ZEC commissioners are appointed by the President while the commission reports to the Justice, Legal and Parliamentary Affairs Minister, who also reports to the President.
The independence of ZEC has always been questioned every time Zimbabwe goes for an election and Saturday’s by-elections have not been an exception.
Addressing members of the civic society at a Zimbabwe Democracy Institute (ZDI) community dialogue on elections in Bulawayo, Zimbabwe Open University (ZOU) academic, Tobias Guzura said there is no way ZEC can ever be independent.
“The appointment process of our electoral management body and the reporting structure of our electoral management body is a recipe for a flawed election at any given point in time,” said Guzura.
“The EMB is a presidential appointment and they serve at the discretion of the sitting president. You can only support where your bread is buttered. I don’t think there is anyone here who is willing to go against their boss at work. So that’s the scenario at our EMB. So as long as the incumbent has control over the EMB, chances of a free and fair election are very lean.”
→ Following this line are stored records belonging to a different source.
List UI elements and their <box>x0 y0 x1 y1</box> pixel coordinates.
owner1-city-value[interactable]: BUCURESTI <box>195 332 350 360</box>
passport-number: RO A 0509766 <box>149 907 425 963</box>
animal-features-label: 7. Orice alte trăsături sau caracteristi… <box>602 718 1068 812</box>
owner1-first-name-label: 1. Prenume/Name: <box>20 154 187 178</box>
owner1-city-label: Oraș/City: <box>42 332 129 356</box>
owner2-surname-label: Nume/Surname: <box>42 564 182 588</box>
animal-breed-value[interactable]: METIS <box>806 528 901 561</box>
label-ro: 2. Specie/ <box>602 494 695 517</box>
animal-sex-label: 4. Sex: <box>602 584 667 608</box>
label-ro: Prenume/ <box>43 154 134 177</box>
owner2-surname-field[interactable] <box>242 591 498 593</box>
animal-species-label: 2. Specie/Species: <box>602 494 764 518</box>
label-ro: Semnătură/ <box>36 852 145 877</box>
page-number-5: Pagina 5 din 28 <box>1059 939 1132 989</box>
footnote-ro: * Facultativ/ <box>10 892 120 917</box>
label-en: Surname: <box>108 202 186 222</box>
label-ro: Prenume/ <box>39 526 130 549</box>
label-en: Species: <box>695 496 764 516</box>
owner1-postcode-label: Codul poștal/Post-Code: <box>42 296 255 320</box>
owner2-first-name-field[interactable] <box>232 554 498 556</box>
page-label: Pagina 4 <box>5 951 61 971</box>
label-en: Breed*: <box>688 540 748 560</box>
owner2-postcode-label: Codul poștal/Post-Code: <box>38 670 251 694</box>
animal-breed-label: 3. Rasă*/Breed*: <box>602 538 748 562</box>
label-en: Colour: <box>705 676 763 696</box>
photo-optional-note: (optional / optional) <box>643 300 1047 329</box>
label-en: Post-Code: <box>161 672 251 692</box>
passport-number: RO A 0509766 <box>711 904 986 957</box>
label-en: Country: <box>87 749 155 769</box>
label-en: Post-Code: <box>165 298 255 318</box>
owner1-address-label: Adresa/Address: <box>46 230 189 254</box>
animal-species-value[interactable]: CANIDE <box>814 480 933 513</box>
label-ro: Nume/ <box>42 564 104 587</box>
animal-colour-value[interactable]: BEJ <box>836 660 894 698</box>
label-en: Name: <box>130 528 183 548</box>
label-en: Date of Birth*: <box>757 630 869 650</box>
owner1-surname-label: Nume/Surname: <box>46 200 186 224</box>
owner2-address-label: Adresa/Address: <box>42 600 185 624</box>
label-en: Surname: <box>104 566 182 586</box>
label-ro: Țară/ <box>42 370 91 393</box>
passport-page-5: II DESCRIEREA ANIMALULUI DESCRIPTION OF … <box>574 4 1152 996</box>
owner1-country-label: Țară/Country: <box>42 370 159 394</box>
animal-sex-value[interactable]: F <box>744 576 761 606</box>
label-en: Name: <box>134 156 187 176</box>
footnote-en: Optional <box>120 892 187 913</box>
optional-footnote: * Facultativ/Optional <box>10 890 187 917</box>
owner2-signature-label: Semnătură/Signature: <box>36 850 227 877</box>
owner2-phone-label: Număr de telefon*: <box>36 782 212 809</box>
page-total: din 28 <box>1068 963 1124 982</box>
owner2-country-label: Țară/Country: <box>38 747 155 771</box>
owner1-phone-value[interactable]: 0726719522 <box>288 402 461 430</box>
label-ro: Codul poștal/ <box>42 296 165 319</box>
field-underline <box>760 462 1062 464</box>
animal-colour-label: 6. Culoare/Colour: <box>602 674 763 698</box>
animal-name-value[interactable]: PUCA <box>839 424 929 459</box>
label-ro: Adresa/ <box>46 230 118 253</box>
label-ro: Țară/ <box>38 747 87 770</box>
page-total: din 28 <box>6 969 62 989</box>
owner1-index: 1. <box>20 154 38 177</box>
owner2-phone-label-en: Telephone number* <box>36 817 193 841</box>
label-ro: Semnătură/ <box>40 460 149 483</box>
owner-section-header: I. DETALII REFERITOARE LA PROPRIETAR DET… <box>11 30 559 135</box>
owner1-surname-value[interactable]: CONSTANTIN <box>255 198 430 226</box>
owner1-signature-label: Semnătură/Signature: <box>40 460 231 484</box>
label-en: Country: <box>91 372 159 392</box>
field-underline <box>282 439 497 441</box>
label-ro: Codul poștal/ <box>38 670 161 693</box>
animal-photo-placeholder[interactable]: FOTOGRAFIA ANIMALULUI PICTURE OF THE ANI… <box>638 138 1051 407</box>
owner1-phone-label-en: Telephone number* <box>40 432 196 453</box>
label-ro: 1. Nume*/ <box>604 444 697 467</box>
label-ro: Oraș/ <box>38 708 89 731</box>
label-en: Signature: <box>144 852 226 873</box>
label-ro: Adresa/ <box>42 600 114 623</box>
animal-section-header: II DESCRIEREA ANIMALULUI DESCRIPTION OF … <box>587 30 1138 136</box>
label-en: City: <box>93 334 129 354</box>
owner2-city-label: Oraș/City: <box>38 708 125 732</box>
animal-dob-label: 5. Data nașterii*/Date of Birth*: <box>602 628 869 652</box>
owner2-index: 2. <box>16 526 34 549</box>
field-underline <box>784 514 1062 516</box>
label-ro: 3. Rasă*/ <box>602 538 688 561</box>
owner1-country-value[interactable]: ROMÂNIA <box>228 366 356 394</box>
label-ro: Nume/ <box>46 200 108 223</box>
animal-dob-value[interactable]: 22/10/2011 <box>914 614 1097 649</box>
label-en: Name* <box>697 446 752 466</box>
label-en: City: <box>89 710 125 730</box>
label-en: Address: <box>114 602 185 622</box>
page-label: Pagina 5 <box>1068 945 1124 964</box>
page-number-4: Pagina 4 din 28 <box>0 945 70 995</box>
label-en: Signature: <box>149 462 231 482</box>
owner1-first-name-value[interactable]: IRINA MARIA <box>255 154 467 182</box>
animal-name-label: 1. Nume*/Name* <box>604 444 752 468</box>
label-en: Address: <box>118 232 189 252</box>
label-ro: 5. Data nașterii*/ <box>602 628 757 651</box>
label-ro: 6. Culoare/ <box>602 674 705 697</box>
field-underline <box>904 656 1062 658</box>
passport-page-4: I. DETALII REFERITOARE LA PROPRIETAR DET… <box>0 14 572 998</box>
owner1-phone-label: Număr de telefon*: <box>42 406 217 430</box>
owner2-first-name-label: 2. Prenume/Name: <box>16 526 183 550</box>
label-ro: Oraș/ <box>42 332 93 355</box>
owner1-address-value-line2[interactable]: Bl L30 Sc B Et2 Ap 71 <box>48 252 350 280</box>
He explained further: “The electoral management body reports to a minister who reports to the president and both the minister and the president are candidates in an election they are supervising.”
Guzura said even if ZEC wanted to be independent that is just impossible.
“We also have the staffing of the EMB being a very problematic situation,” he said.
“A large chunk of our EMB staff are deployed personnel, deployed from the security sector.”
He cited the example of the late Douglas Nyikayaramba who presided over the 2002 presidential elections ostensibly having retired to later return to the army.